履歴事項全部証明書はどこでもらえる?取得方法は?

履歴事項全部証明書はどこでもらえる?取得方法は?
商業登記法により「履歴事項全部証明書」は手数料さえ払えば誰でも取得することができます。

会社の代表者でなくても、会社の部外者であっても
会社の印鑑なしで取得可能です。

法務局で取得する

「履歴事項全部証明書」は法務局の窓口に直接出向いて取得することができます。

郵送で取得する

「交付申請書」は郵送でも請求・取り寄せが可能です。

手数料分の収入印紙を貼り、返信用封筒を同封して送ります。郵送先はどこの法務局でも大丈夫です。

オンラインで取得する

法務省のホームページから「交付申請書」をダウンロードして必要事項を記入し、郵送で申請することができます。

郵送先はどこの法務局でも問題ありません。

履歴事項全部証明書の見方について

履歴事項全部証明書の見方について
「履歴事項全部証明書」を見れば、会社の現在の状況がある程度分かります。

1.株式譲渡制限会社かどうか

多くの中小零細企業は「株式譲渡制限に関する定め」を規定しています。

閉鎖会社である株式譲渡制限会社は取締役会設置の義務はなく、役員の任期は最大10年です。

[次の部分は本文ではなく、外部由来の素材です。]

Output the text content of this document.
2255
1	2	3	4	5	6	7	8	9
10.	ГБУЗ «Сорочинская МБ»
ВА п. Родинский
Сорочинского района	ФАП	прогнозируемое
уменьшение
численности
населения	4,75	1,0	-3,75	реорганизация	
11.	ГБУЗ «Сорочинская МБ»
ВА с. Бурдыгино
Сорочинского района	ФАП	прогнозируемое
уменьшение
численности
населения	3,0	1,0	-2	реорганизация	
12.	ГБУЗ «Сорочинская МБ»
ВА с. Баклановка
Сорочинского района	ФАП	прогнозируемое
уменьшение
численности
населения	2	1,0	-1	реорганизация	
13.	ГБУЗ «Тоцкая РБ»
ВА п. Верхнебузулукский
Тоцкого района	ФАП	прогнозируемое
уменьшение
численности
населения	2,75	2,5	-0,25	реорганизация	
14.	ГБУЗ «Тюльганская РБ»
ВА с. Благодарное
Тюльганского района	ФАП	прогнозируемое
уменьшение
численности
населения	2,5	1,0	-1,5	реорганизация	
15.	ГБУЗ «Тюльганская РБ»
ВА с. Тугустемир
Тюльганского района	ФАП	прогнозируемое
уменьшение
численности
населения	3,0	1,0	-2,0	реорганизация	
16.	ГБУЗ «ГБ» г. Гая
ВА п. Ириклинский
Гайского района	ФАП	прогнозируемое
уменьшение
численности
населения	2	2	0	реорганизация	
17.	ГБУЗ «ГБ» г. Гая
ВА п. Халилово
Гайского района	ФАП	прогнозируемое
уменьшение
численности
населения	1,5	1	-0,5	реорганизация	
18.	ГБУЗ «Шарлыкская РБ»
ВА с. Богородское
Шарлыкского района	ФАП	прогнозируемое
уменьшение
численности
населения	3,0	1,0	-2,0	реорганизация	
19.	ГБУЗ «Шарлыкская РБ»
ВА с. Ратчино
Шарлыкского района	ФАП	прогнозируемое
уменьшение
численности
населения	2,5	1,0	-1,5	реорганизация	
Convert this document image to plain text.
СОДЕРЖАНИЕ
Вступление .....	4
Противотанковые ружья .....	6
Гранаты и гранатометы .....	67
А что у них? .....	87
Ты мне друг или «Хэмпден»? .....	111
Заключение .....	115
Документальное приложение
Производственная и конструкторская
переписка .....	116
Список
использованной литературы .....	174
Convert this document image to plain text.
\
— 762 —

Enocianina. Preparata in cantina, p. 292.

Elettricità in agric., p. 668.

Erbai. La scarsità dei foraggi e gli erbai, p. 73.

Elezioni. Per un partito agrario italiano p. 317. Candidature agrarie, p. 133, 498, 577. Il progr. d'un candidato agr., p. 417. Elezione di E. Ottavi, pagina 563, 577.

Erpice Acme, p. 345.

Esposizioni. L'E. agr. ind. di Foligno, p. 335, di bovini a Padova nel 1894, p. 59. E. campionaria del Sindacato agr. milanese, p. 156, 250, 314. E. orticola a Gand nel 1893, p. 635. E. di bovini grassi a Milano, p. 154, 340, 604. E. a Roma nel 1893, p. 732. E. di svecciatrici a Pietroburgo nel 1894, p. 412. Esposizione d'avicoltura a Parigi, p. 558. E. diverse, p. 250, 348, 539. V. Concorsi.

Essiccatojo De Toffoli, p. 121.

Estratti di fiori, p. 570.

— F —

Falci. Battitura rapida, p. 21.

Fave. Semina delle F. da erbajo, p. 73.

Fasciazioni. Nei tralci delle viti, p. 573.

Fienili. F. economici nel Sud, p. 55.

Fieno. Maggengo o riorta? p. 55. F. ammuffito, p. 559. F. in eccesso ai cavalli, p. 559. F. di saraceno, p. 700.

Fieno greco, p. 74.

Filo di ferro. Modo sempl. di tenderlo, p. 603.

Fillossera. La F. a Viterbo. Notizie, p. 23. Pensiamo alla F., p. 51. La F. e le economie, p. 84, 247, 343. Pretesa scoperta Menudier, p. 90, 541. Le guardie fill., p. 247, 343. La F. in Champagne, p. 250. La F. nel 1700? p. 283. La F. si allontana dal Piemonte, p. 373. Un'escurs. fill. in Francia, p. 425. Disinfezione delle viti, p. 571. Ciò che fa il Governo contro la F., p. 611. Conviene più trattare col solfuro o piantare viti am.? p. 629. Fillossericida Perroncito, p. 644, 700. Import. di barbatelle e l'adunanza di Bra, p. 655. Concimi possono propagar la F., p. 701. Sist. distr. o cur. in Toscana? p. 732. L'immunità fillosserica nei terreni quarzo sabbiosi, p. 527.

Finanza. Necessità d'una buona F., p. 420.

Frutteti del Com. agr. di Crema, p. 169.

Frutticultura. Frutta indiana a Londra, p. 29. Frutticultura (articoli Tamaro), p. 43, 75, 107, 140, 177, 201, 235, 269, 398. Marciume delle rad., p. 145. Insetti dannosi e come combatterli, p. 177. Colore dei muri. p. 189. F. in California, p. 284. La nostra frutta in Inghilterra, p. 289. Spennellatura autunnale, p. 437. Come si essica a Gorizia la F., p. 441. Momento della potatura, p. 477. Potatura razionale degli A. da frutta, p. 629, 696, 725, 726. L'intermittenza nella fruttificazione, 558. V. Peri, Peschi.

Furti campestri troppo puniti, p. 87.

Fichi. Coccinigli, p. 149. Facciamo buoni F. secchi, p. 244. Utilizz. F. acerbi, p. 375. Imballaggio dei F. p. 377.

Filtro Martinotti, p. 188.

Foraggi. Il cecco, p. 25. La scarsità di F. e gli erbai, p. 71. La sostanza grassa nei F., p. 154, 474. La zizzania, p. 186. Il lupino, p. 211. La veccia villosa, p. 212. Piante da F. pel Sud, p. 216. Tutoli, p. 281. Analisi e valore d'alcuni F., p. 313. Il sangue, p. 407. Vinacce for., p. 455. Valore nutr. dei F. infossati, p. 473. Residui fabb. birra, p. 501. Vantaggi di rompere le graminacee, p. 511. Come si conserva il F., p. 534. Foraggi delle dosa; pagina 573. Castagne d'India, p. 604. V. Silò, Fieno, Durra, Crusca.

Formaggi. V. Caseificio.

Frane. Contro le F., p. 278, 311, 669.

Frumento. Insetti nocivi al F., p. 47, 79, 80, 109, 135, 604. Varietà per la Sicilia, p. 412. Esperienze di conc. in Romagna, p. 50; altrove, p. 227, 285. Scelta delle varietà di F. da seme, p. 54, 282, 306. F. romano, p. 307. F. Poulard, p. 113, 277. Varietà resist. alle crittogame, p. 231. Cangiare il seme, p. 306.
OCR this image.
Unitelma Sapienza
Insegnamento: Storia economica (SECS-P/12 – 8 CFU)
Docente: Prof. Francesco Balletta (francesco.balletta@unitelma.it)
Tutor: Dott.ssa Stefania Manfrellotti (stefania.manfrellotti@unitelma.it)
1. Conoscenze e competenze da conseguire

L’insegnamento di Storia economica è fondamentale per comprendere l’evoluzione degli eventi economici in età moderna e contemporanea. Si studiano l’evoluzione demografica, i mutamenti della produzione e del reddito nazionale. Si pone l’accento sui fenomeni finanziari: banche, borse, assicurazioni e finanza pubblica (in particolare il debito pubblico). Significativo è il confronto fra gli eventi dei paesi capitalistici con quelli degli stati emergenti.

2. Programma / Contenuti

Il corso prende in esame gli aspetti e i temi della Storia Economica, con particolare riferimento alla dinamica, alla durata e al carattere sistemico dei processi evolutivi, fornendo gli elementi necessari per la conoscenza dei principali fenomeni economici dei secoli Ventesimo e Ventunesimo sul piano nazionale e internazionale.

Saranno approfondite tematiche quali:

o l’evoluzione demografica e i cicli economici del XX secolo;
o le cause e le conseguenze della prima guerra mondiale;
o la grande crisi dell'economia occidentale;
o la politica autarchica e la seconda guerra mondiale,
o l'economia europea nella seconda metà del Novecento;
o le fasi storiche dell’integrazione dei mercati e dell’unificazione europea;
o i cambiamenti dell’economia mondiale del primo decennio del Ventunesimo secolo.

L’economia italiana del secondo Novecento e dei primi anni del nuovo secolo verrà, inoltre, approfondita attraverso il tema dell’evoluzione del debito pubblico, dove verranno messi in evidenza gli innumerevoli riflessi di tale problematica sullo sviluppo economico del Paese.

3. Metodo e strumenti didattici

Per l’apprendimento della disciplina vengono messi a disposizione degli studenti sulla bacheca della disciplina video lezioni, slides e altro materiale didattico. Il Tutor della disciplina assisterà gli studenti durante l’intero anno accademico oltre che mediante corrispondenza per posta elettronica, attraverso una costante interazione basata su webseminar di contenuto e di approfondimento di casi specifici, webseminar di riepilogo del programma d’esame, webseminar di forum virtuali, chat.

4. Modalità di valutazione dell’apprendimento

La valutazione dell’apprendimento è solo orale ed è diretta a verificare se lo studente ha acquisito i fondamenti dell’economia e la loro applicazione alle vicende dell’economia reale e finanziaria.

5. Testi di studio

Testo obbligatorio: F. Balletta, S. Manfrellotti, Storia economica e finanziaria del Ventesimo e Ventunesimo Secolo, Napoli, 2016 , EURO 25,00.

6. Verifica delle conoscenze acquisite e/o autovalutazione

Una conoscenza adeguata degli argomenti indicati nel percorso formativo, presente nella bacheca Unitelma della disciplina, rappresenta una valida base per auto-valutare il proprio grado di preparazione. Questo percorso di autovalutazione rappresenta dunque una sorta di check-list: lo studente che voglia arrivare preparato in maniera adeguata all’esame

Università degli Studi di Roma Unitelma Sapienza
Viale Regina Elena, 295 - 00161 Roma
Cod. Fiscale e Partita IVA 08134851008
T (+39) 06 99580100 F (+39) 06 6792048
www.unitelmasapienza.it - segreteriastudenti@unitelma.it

譲渡制限がない会社の取締役の任期が2年毎、監査役は4年毎に役員変更登記をしているか確認しておきましょう。

2.役員の欄について

役員欄はどのようにして就任等したか、会社成立年月日、登記年月日を確認します。

任期が満了しているのに役員変更登記をしていない、役員変更はしたが退任・就任となっていている場合もあります。

3.新株予約権発行会社かどうか

 

新株予約権を発行している会社は、将来的に会社の規模を大きくなると予測できます。

4.会社成立年月日について

株式会社は登記をした日が会社成立日となるため、
日付が古い程、会社経営は安定していると分かります。

履歴事項証明書の申請書と記入する際のポイント

履歴事項証明書の申請書と記入する際のポイント
履歴事項証明書の申請書を取得したら、必要事項を記入していきます。

ここからは、記入する際のチェックポイントを見ていきましょう。

会社法人番号とは?

会社法人等番号とは、法人を識別するための数字12桁からなる番号です。

会社法人番号は登記事項証明書を取得する場合に使用され、使用目的は多岐に渡ります。

商業登記や不動産登記を申請する場合に使うと、添付書類を省略できるメリットがあります。

会社の法人番号が分からない場合は、記入をしなくても問題ありません。

収入印紙とは?

収入印紙は、法務局の本局・支局・出張所の他、郵便局やコンビニエンスストアでも購入可能です。

コンビニエンスストアでは、レジのスタッフに収入印紙を購入したいと伝えてください。

収入印紙の裏面には、切手のように水につけると糊になります。

収入印紙は交付申請書の所定の位置に貼り付けてください。

その他、履歴事項全部証明書に関して知っておきたいこと

その他、履歴事項全部証明書に関して知っておきたいこと
ここからは、履歴事項全部証明書の疑問点を見ていきましょう。

発生する手数料について

手数料の支払いは収入印紙で行い、発行手数料は1通600円となります。

書類の有効期限について

履歴全部事項証明書の期限については、発行日から3ヶ月以内と定めている金融機関が多いです。

発行日から3ヶ月以内の土地の登記簿謄本でなければ取り直しを指示されますので、新しいものを用意しましょう。

まとめ

履歴事項全部証明書のまとめ
履歴事項全部証明書に記されている内容は、法人名称、本店所在地・代表者などが記載されています。

履歴事項全部証明書が必要なシーンは、許認可申請・助成金申請・融資申請の時など挙げられます。

「登記簿謄本を取得してください」という指示は「履歴事項全部証明書」を取得しましょう。